Posted: Fri Oct 20, 2006 9:08 pm
by Aramanthus
No, I'd think the most expensive ones would have the ability to molecular fuse as the foot is set down and then release when the foot pulls up. And repeats the procedure for each foot step.
Posted: Sat Oct 21, 2006 8:53 pm
by taalismn
darkmax wrote:bio-intelligent.... cool...
Smart-sneaks with 'fuzzy logic' that can tell the difference between hull vibration and deliberate efforts to shuffle across the hull...
Put 'em on an orc and you could very well have a pair of boots smarter than the wearer!
"NO, you idiot! Right foot! RIIIIGHHHTTTTT FFOOOOOTTTTTT!!!!! Geez, your momma still have to dress you if I'm not around?!"
Posted: Sun Oct 22, 2006 5:14 pm
by taalismn
darkmax wrote::lol:
Run, Boots! No Not towards the enemies! Away! Away!....

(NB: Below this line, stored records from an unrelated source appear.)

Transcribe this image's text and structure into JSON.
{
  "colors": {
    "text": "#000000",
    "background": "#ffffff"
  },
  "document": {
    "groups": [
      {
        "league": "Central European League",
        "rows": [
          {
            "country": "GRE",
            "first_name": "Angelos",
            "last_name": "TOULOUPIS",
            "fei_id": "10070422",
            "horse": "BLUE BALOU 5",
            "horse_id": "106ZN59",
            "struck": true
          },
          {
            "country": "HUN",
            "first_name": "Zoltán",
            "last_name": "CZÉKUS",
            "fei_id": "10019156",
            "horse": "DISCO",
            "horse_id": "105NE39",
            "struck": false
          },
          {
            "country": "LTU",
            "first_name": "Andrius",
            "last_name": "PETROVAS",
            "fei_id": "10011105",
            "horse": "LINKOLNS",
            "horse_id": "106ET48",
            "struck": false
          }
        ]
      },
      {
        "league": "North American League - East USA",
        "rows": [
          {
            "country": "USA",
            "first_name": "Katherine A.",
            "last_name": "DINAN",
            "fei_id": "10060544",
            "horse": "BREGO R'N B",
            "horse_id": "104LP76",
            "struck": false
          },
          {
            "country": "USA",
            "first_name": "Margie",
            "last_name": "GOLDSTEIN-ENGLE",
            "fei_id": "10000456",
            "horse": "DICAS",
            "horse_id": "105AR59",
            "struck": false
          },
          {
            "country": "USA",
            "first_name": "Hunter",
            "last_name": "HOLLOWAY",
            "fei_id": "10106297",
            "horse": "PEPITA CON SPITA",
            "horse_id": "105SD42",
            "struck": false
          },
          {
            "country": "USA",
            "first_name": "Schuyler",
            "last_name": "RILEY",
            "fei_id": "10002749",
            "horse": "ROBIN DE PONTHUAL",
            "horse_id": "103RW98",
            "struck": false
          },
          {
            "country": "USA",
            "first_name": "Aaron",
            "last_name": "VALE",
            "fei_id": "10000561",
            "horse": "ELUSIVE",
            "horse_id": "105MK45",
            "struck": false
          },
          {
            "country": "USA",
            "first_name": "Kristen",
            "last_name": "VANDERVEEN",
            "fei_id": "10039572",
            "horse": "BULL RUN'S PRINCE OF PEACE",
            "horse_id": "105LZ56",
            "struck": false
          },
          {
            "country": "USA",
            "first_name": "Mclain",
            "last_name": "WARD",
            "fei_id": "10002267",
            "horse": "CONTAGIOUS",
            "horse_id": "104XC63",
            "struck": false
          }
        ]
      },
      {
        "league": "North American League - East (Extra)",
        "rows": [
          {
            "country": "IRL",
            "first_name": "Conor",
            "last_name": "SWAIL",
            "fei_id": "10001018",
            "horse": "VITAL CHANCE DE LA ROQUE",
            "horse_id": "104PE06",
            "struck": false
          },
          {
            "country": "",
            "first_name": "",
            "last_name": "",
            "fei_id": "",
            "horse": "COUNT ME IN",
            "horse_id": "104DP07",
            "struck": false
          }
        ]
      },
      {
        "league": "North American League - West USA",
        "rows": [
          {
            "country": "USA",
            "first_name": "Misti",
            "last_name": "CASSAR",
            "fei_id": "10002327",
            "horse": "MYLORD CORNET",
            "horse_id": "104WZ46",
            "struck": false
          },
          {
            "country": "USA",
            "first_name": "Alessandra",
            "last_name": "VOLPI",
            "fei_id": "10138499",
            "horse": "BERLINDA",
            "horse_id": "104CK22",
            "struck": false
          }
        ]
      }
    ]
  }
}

Worse yet, if your own boots decide to kick your behind...or kick you in the head...
And Grommett thought he had it bad with the robo-pants....
Posted: Mon Oct 23, 2006 3:13 pm
by taalismn
darkmax wrote:Ouch... the aches and pains from twisting one's legs the wrong way... or worse, the muscle tear from splitting his/her legs....... ouch....
Real bad news if the microprocessors in each boot drop out of synch with each other and go on independent mode....
Posted: Mon Oct 23, 2006 9:35 pm
by Aramanthus
Walk-about takes a new meaning in that case!